I spent most of one day this week reading Goose Girl. I couldn't put it down and actually really liked it. As I finished though, I felt a bit, well, manipulated. Almost as if Shannon Hale had made a list of Ten Elements Contained, Whole Or In Part, in a Commercially Successful Young Adult Novel and then set out to ensure that her novel contained all ten elements.
2--Said protagonist (usually female) starts out a bit bookish/shy/clumsy/awkward/misfit/etc.
3--Protagonist is not necessarily beautiful, but there is SOMETHING about her and at the other end of puberty (which always ends at like age 17 with these girls, what is UP with that?) the something becomes beauty which draws all to her.

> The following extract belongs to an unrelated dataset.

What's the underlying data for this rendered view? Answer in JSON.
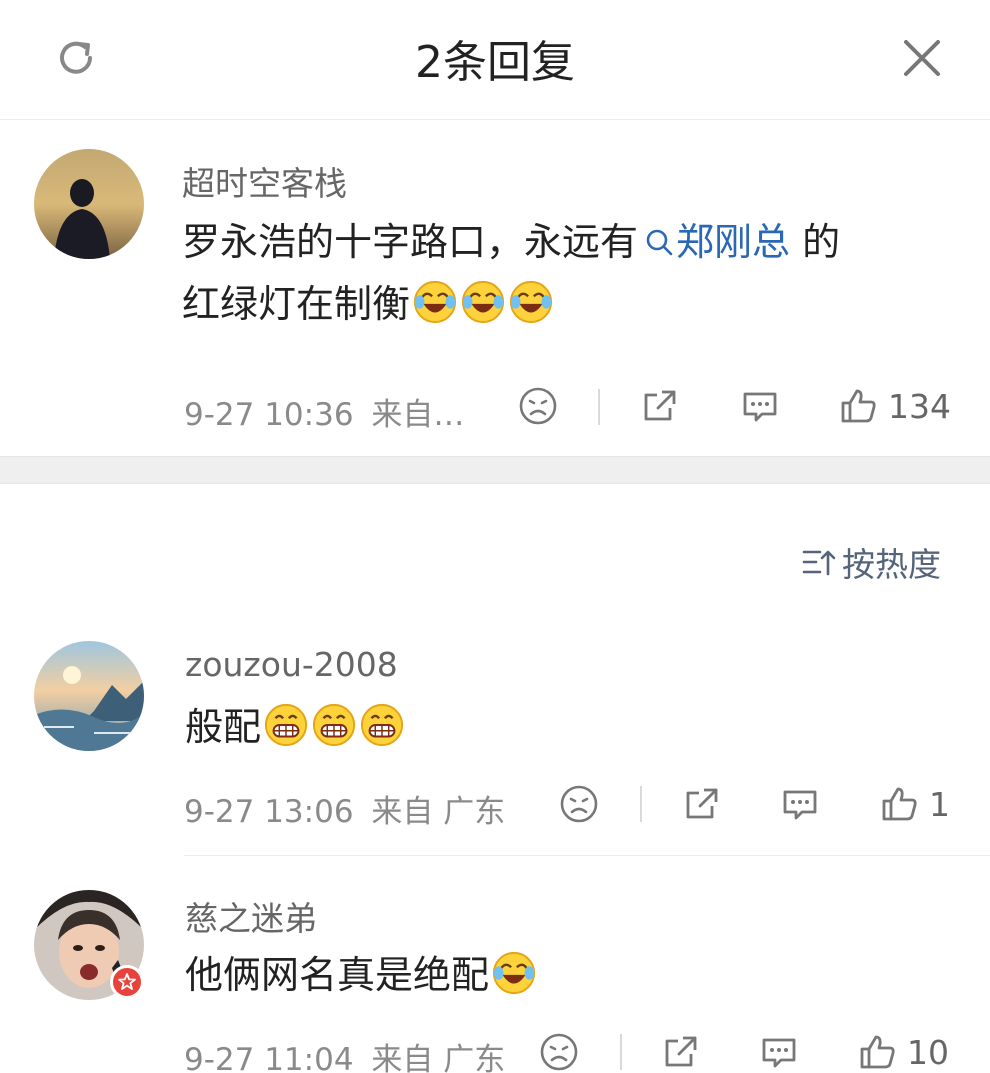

4--Princesses and Princes.
5--Falls in love unwittingly with the man she is already betrothed to
8--Physical hardship that stretches the protagonist beyond their normal comfort zone
9--Facing impossible odds to do some terribly brave task
10--Happily ever after with said Prince/love interest
Anyway, that aside, I believe the story had a lot of heart and although it was a little formulaic and predictable, there are other cool things. I love the talking to the wind bit. I always wanted the wind to swirl around me and take my hair like that. But to be able to control it! Goddess-like. Some of her descriptions are also quite beautiful and she has a very clever way of turning a phrase. I am sure I'll read her other books too.

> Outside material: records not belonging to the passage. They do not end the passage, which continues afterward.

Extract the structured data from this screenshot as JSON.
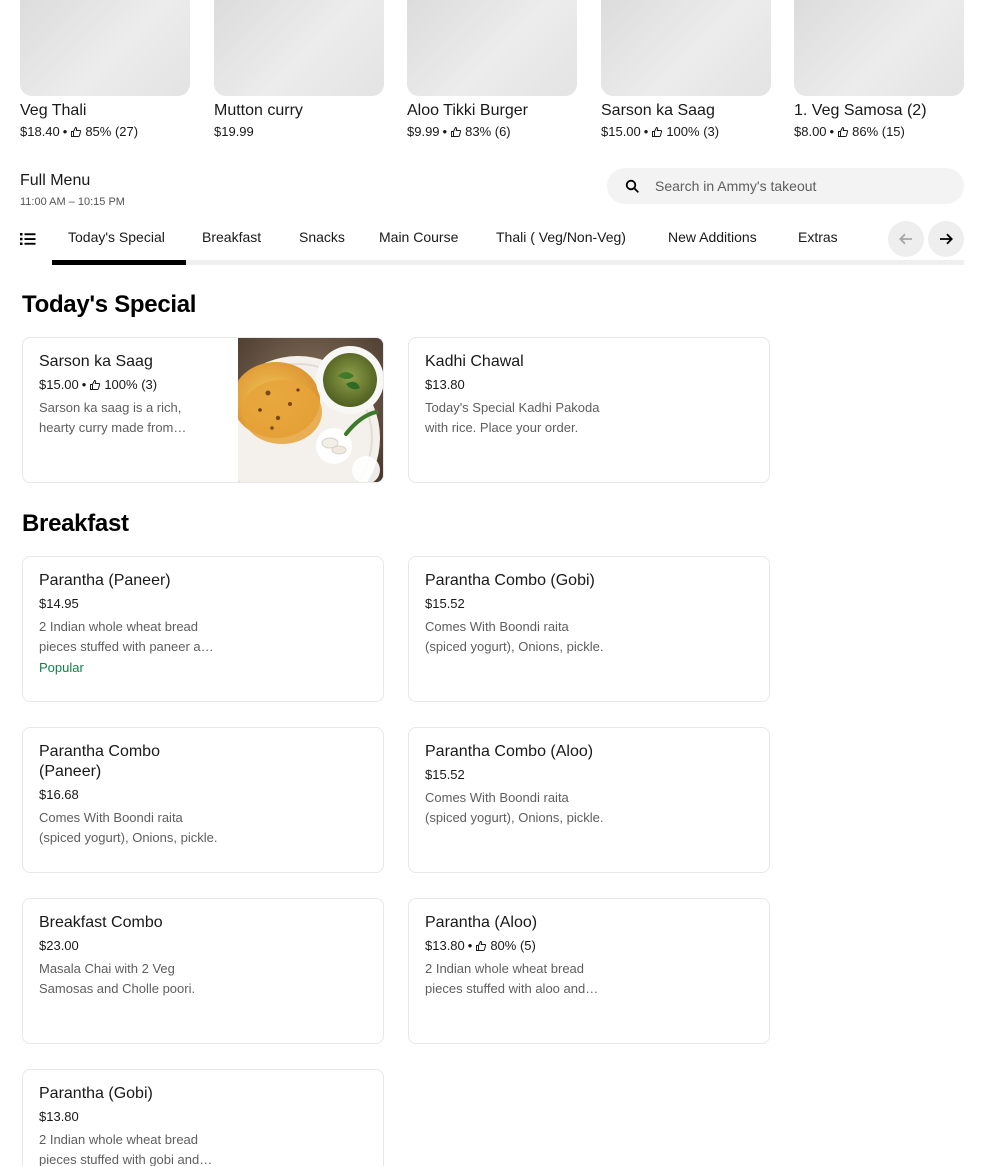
{
  "featured": [
    {
      "name": "Veg Thali",
      "price": "$18.40",
      "rating": "85% (27)"
    },
    {
      "name": "Mutton curry",
      "price": "$19.99",
      "rating": ""
    },
    {
      "name": "Aloo Tikki Burger",
      "price": "$9.99",
      "rating": "83% (6)"
    },
    {
      "name": "Sarson ka Saag",
      "price": "$15.00",
      "rating": "100% (3)"
    },
    {
      "name": "1. Veg Samosa (2)",
      "price": "$8.00",
      "rating": "86% (15)"
    }
  ],
  "menu": {
    "title": "Full Menu",
    "hours": "11:00 AM – 10:15 PM"
  },
  "search": {
    "placeholder": "Search in Ammy's takeout"
  },
  "tabs": [
    {
      "label": "Today's Special",
      "active": true
    },
    {
      "label": "Breakfast"
    },
    {
      "label": "Snacks"
    },
    {
      "label": "Main Course"
    },
    {
      "label": "Thali ( Veg/Non-Veg)"
    },
    {
      "label": "New Additions"
    },
    {
      "label": "Extras"
    }
  ],
  "sections": [
    {
      "title": "Today's Special",
      "items": [
        {
          "name": "Sarson ka Saag",
          "price": "$15.00",
          "rating": "100% (3)",
          "desc": "Sarson ka saag is a rich, hearty curry made from mustard greens.",
          "has_image": true
        },
        {
          "name": "Kadhi Chawal",
          "price": "$13.80",
          "desc": "Today's Special Kadhi Pakoda with rice. Place your order."
        }
      ]
    },
    {
      "title": "Breakfast",
      "items": [
        {
          "name": "Parantha (Paneer)",
          "price": "$14.95",
          "desc": "2 Indian whole wheat bread pieces stuffed with paneer and spices.",
          "badge": "Popular"
        },
        {
          "name": "Parantha Combo (Gobi)",
          "price": "$15.52",
          "desc": "Comes With Boondi raita (spiced yogurt), Onions, pickle."
        },
        {
          "name": "Parantha Combo (Paneer)",
          "price": "$16.68",
          "desc": "Comes With Boondi raita (spiced yogurt), Onions, pickle."
        },
        {
          "name": "Parantha Combo (Aloo)",
          "price": "$15.52",
          "desc": "Comes With Boondi raita (spiced yogurt), Onions, pickle."
        },
        {
          "name": "Breakfast Combo",
          "price": "$23.00",
          "desc": "Masala Chai with 2 Veg Samosas and Cholle poori."
        },
        {
          "name": "Parantha (Aloo)",
          "price": "$13.80",
          "rating": "80% (5)",
          "desc": "2 Indian whole wheat bread pieces stuffed with aloo and spices."
        },
        {
          "name": "Parantha (Gobi)",
          "price": "$13.80",
          "desc": "2 Indian whole wheat bread pieces stuffed with gobi and spices."
        }
      ]
    }
  ],
  "colors": {
    "accent": "#000000",
    "popular": "#0e8345",
    "search_bg": "#f3f3f3"
  }
}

Confession time. I've been working on my own fantasy novel since I was about 13, or earlier. Maybe, at least in my head, ever since I heard the story of the girl-warrior, Joan of Arc. Robin McKinley and Madeline L'Engle fanned the flames of my love for the fantasy story. My novel has really taken a life of its own in many ways: I feel these characters as close to me as family members. That probably sounds strange to some of you. Anyway, I began the draft in its current form 8 years ago. The problem is that lately my most complete portion of the book feels more like a middle part to a trilogy. (That should probably go on the list above as #11.) But after I read Hale's book, I can't help but think that my novel may have a chance after all. It is the kind of thing I would have devoured when I was a young teenager.

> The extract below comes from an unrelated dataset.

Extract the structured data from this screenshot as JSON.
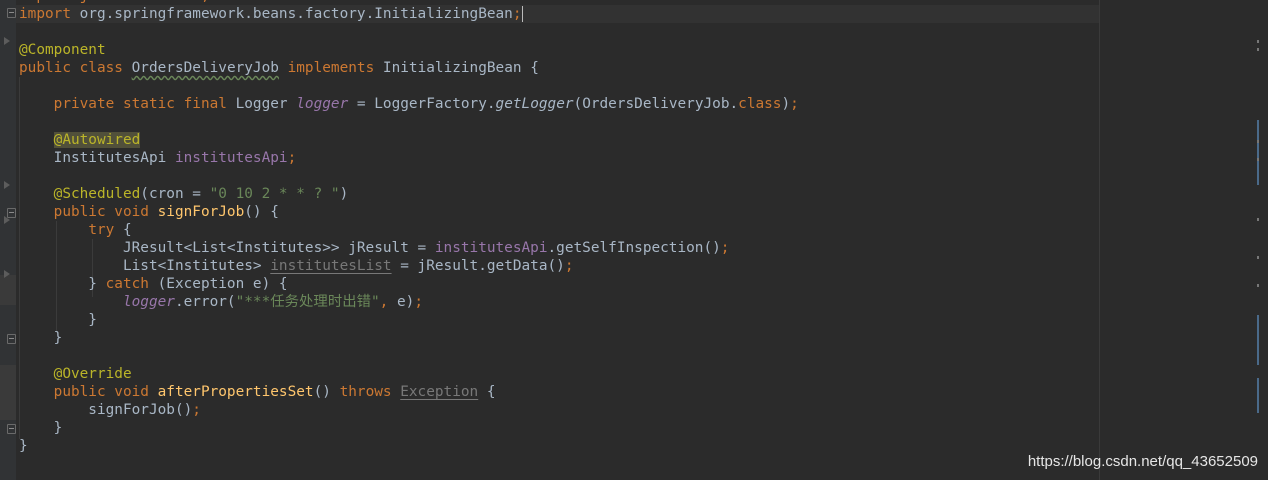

I've done some writing lately--blogging, letters, bits and pieces of stories--but to REALLY write, I need the kind of time I don't have. When I'm really novel-ing I need stretches of two hours or more at a time. My first half hour is just a warm-up to get me back in the mode of that particular story's tone and rhythm. I used to stay up late to do it, but my a.m. papers have taken that off the table.
Maybe I just need to suspend all housework for the next year.